Stefan stared impassively into a middle distance. “I’m
going to have to go into Bonnie’s mind again.”
“No, damn it!”
“Yes, damn it! You know I have to. You knew I would have to when you told me to wait.”
“You’ve already meddled with Bonnie enough. She’s delicate. She’s emotionally fragile.”
“I need to find out where that book is and steal it. The only alternative is for you to do it, and I don’t trust you to finish the job.”
“Oh, yes? First, you blame me for—for caring too much about Bonnie, and now you don’t trust me to make sure she doesn’t find a book that would send her stark raving mad.”
“Neatly put. Also true.”
“And now you’re going to bite her again, to terrify her in her sleep—”
“No,” Stefan said. “I can give you my word on that.”
“But still, you’ll be—you’ll . . .” Damon’s voice trailed off. He stared at Stefan, who held his gaze steadily. “Oh, you bastard,” Damon said at last. He wasn’t sure whether there was more condemnation or admiration in his voice. “You’ve already done it, haven’t you? Just now, while we’ve been arguing the point.”
Stefan reproduced Damon’s fluid shrug. “I told you I could Influence the humans from up here. I didn’t see any reason to wait.”
“You bastard.” Well, now, we are a handsome family, aren’t we? Damon thought, watching Stefan closely. Especially when we’re being deceptive and ruthless.
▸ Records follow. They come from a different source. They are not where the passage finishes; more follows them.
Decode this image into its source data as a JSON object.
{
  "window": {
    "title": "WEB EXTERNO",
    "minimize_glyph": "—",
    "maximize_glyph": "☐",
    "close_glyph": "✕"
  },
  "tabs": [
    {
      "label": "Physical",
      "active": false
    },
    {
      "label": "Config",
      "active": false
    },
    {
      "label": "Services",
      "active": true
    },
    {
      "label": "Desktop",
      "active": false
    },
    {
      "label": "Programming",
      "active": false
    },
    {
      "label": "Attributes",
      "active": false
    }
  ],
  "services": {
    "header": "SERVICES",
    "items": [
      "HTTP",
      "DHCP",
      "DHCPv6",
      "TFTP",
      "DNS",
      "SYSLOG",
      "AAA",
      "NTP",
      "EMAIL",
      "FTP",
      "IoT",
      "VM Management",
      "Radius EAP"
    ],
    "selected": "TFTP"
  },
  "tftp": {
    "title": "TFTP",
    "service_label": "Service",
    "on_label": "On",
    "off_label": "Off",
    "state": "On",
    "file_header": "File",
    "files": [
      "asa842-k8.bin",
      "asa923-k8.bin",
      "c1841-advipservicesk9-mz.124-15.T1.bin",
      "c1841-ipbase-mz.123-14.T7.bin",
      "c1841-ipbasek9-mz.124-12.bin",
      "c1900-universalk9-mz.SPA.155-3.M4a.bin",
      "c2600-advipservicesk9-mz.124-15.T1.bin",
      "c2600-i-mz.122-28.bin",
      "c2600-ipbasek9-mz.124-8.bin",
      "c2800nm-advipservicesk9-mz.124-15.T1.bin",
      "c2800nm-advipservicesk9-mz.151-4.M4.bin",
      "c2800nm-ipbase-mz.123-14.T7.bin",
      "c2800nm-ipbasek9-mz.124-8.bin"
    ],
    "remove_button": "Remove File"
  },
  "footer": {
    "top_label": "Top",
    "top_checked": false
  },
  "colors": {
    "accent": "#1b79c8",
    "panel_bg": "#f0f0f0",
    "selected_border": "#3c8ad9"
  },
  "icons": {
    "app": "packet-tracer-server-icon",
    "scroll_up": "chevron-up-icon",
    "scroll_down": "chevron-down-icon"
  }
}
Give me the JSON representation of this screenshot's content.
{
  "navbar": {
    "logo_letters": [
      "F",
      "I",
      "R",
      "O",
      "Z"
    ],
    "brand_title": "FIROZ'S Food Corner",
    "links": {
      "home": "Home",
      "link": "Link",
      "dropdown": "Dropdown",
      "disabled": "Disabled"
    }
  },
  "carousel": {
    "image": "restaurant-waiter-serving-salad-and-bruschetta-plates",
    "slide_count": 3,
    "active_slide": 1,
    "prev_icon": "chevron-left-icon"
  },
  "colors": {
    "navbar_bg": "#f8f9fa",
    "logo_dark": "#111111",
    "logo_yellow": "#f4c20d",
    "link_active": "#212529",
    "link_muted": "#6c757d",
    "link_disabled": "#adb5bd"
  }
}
“She didn’t even notice it. And now I know where that flowered diary should be—and, no, I’m not going to tell you. I’m going away forever now, Damon. You could at least acknowledge that.”
“I’m acknowledging it. I’ll see you around.”
“No,” Stefan said in his strangely uninflected way. “I don’t think you will.”
And that was how Stefan walked out of Damon’s life. He was through the door that led to the stairway down from the roof before Damon could turn around to see him go.
Oh, well, Damon thought. I will see him around again, whatever he thinks. I suppose he gets earned some points for an original interpretation of all the mad scenes in Hamlet put together. Plus a bit of the Hatter’s tea party.